If you don't want to modify the vector (erase, sort) then you can use the Newton library, In the algorithm sublibrary there is a function call, copy_single

template <class INPUT_ITERATOR, typename T>
    void copy_single( INPUT_ITERATOR first, INPUT_ITERATOR last, std::vector<T> &v )

so You can:

std::vector<TYPE> copy; // empty vector
newton::copy_single(first, last, copy);

where copy is the vector in where you want to push_back the copy of the unique elements. but remember you push_back the elements, and you don't create a new vector

anyway, this is faster because you don't erase() the elements (which takes a lot of time, except when you pop_back(), because of reassignment)

I make some experiments and it's faster.

Also, you can use:

std::vector<TYPE> copy; // empty vector
newton::copy_single(first, last, copy);
original = copy;

sometimes is still faster.

You need to sort it before you call unique because unique only removes duplicates that are next to each other.

edit: 38 seconds...

std::unique only works on consecutive runs of duplicate elements, so you'd better sort first. However, it is stable, so your vector will remain sorted.

void EraseVectorRepeats(vector <int> & v){ 
TOP:for(int y=0; y<v.size();++y){
        for(int z=0; z<v.size();++z){
            if(y==z){ //This if statement makes sure the number that it is on is not erased-just skipped-in order to keep only one copy of a repeated number
                continue;}
            if(v[y]==v[z]){
                v.erase(v.begin()+z); //whenever a number is erased the function goes back to start of the first loop because the size of the vector changes
            goto TOP;}}}}

This is a function that I created that you can use to delete repeats. The header files needed are just <iostream> and <vector>.

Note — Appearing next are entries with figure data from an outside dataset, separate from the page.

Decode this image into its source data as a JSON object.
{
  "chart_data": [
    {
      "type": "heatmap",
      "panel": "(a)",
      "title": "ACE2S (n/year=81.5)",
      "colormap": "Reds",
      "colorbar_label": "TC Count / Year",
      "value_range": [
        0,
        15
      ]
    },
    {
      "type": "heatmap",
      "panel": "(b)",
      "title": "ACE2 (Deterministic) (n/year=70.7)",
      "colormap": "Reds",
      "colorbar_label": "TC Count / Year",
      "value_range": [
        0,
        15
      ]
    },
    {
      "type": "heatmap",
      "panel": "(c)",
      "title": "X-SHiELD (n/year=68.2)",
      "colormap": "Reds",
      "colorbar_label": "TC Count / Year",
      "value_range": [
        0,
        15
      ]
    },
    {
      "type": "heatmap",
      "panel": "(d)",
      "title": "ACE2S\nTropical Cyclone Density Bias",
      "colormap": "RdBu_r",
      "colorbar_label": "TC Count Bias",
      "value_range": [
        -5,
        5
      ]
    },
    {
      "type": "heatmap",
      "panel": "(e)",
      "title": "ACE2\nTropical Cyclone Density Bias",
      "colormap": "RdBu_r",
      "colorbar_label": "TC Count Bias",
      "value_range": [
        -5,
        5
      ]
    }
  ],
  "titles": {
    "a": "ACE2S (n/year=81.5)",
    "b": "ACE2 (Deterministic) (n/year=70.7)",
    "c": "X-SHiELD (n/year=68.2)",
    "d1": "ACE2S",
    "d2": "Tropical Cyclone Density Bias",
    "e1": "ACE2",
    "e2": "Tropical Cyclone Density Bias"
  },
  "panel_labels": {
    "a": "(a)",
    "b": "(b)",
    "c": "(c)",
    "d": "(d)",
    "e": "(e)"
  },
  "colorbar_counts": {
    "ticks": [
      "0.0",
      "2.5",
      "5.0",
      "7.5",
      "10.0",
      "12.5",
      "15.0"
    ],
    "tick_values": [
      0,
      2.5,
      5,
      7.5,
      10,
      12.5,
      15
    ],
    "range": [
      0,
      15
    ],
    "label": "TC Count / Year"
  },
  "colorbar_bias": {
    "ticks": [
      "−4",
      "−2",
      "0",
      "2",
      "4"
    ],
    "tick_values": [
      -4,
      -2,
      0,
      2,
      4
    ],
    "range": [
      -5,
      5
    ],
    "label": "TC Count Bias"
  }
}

I agree with R. Pate and Todd Gardner; a std::set might be a good idea here. Even if you're stuck using vectors, if you have enough duplicates, you might be better off creating a set to do the dirty work.

Let's compare three approaches:

Just using vector, sort + unique

sort( vec.begin(), vec.end() );
vec.erase( unique( vec.begin(), vec.end() ), vec.end() );

Convert to set (manually)

set<int> s;
unsigned size = vec.size();
for( unsigned i = 0; i < size; ++i ) s.insert( vec[i] );
vec.assign( s.begin(), s.end() );

Convert to set (using a constructor)

set<int> s( vec.begin(), vec.end() );
vec.assign( s.begin(), s.end() );

Here's how these perform as the number of duplicates changes:

Summary: when the number of duplicates is large enough, it's actually faster to convert to a set and then dump the data back into a vector.

And for some reason, doing the set conversion manually seems to be faster than using the set constructor -- at least on the toy random data that I used.